Aku menempati meja di sudut kafe yang mengarah langsung pada pintu masuk. Dengan posisiku sekarang aku bisa dengan mudah melihat pengunjung yang keluar masuk dari pintu kafe.
Rakha datang sepuluh menit kemudian. Dia memilih meja di dekat jendela besar dan duduk membelakangiku. Kami hanya berjarak dua meja. Dia terlihat sibuk dengan ponselnya sambil sesekali mengawasi pintu masuk kafe. Aku tahu sekali siapa yang dia tunggu.
Lima belas menit berlalu dari waktu yang kami sepakati. Aku belum berniat muncul di hadapannya sekarang. Biar saja dia menunggu. Nanti setelah dia bosan baru aku muncul di depannya. Ide bagus, kan? Itu saja tidak sepadan kalau ditukar dengan sikap menyebalkannya selama ini.
Menit ke dua puluh, datang perempuan cantik menghampiri mejanya. Tanpa sungkan pada pengunjung lain, perempuan itu langsung merangkul Rakha dan mencium pipinya. Astaga, dia benar-benar buaya. Dia kan sedang janjian denganku, tapi dia juga beradegan mesra dengan perempuan lain.
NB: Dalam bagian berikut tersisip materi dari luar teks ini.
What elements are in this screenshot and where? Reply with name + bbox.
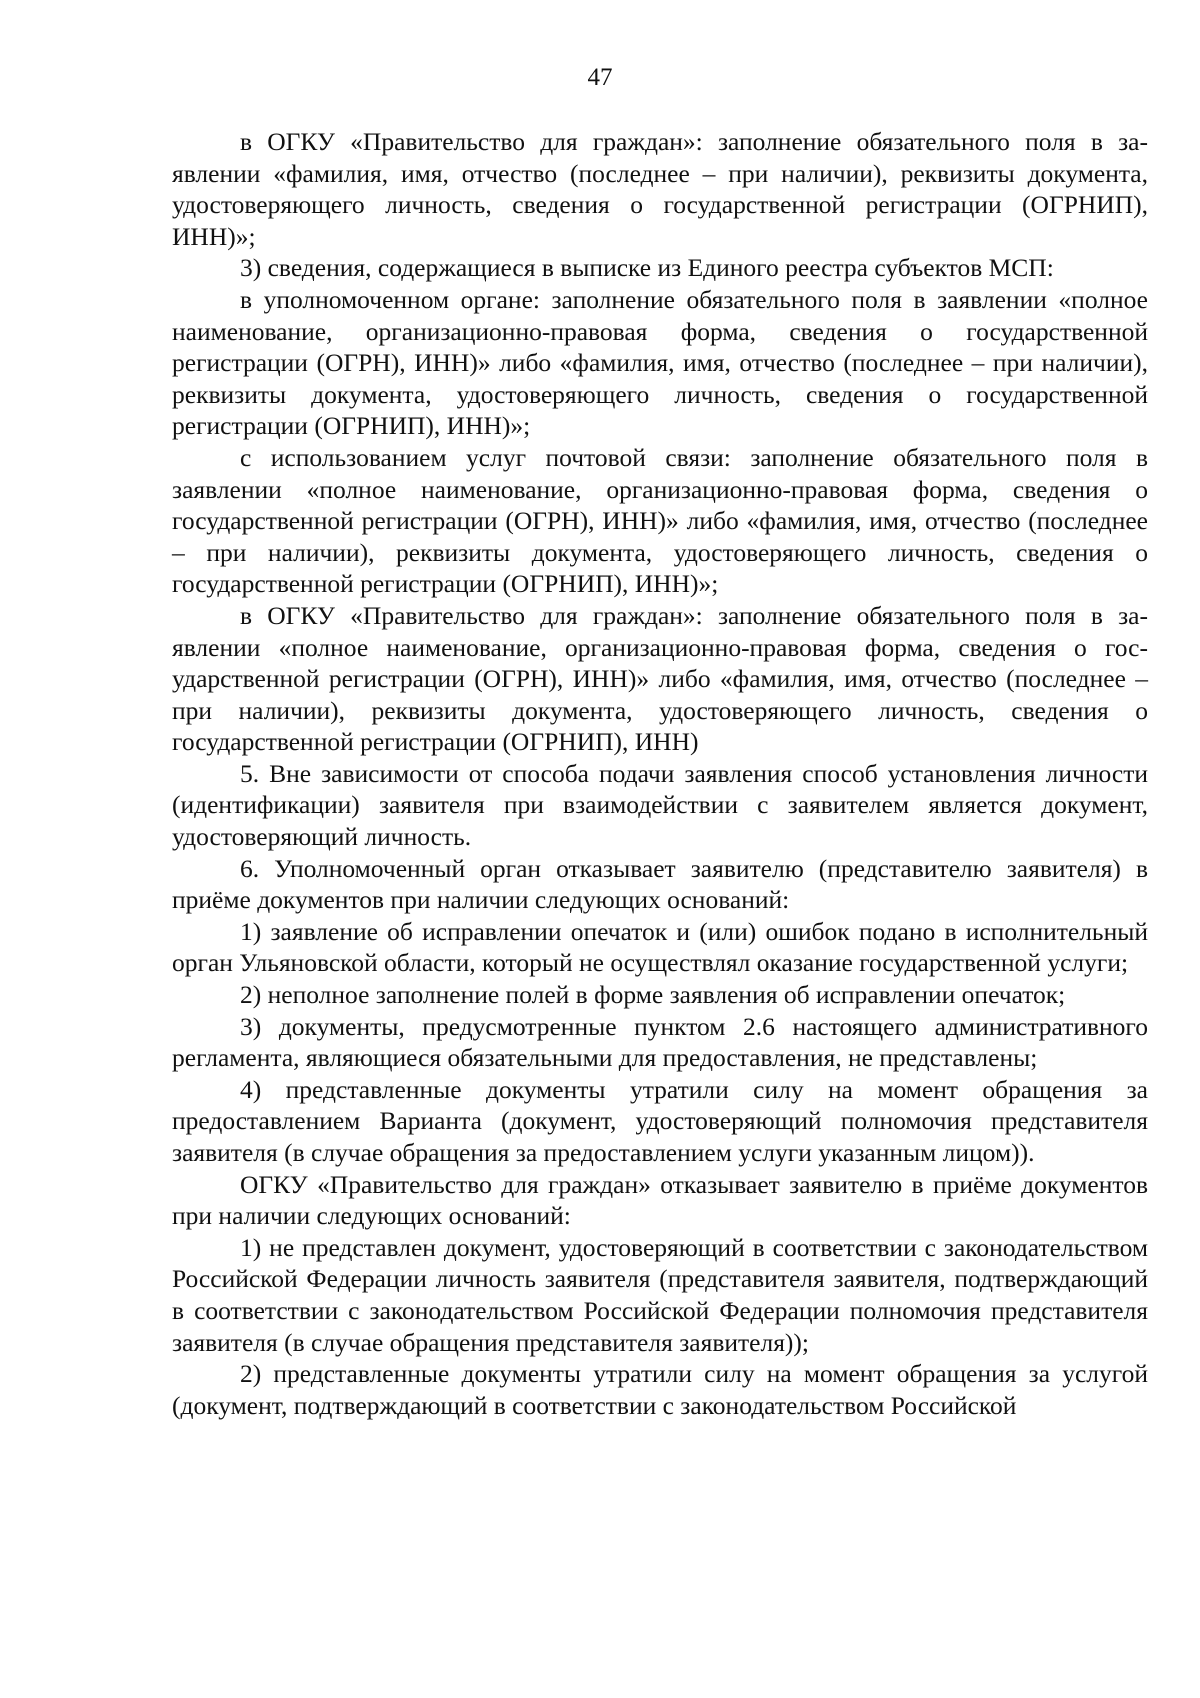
paragraph: 1) заявление об исправлении опечаток и (или) ошибок подано в исполнительный орган Ульяновской области, который не осуществлял оказание государственной услуги; [172,916,1148,978]
paragraph: в ОГКУ «Правительство для граждан»: заполнение обязательного поля в заявлении «полное наименование, организационно-правовая форма, сведения о государственной регистрации (ОГРН), ИНН)» либо «фамилия, имя, отчество (последнее – при наличии), реквизиты документа, удостоверяющего личность, сведения о государственной регистрации (ОГРНИП), ИНН) [172,600,1148,757]
paragraph: в ОГКУ «Правительство для граждан»: заполнение обязательного поля в заявлении «фамилия, имя, отчество (последнее – при наличии), реквизиты документа, удостоверяющего личность, сведения о государственной регистрации (ОГРНИП), ИНН)»; [172,127,1148,251]
paragraph: 5. Вне зависимости от способа подачи заявления способ установления личности (идентификации) заявителя при взаимодействии с заявителем является документ, удостоверяющий личность. [172,758,1148,852]
paragraph: 2) представленные документы утратили силу на момент обращения за услугой (документ, подтверждающий в соответствии с законодательством Российской [172,1359,1148,1420]
paragraph: 2) неполное заполнение полей в форме заявления об исправлении опечаток; [240,980,1066,1010]
paragraph: в уполномоченном органе: заполнение обязательного поля в заявлении «полное наименование, организационно-правовая форма, сведения о государственной регистрации (ОГРН), ИНН)» либо «фамилия, имя, отчество (последнее – при наличии), реквизиты документа, удостоверяющего личность, сведения о государственной регистрации (ОГРНИП), ИНН)»; [172,284,1148,441]
paragraph: ОГКУ «Правительство для граждан» отказывает заявителю в приёме документов при наличии следующих оснований: [172,1169,1148,1231]
paragraph: 3) документы, предусмотренные пунктом 2.6 настоящего административного регламента, являющиеся обязательными для предоставления, не представлены; [172,1011,1148,1073]
document-body [172,126,1148,1421]
paragraph: 3) сведения, содержащиеся в выписке из Единого реестра субъектов МСП: [240,253,1054,283]
paragraph: с использованием услуг почтовой связи: заполнение обязательного поля в заявлении «полное наименование, организационно-правовая форма, сведения о государственной регистрации (ОГРН), ИНН)» либо «фамилия, имя, отчество (последнее – при наличии), реквизиты документа, удостоверяющего личность, сведения о государственной регистрации (ОГРНИП), ИНН)»; [172,442,1148,599]
page-number: 47 [587,64,613,91]
paragraph: 1) не представлен документ, удостоверяющий в соответствии с законодательством Российской Федерации личность заявителя (представителя заявителя, подтверждающий в соответствии с законодательством Российской Федерации полномочия представителя заявителя (в случае обращения представителя заявителя)); [172,1232,1148,1357]
paragraph: 4) представленные документы утратили силу на момент обращения за предоставлением Варианта (документ, удостоверяющий полномочия представителя заявителя (в случае обращения за предоставлением услуги указанным лицом)). [172,1074,1148,1167]
paragraph: 6. Уполномоченный орган отказывает заявителю (представителю заявителя) в приёме документов при наличии следующих оснований: [172,853,1148,915]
“Jangan gini dong, Sil.” Dari mejaku percakapan mereka terdengar jelas. Rakha melepaskan tangan perempuan itu dari pundaknya dan menatapnya risih. Halah, aku yakin itu cuma akting. Dia takut kepergok kalau aku tiba-tiba datang. Maksudku Jessi tiba-tiba datang.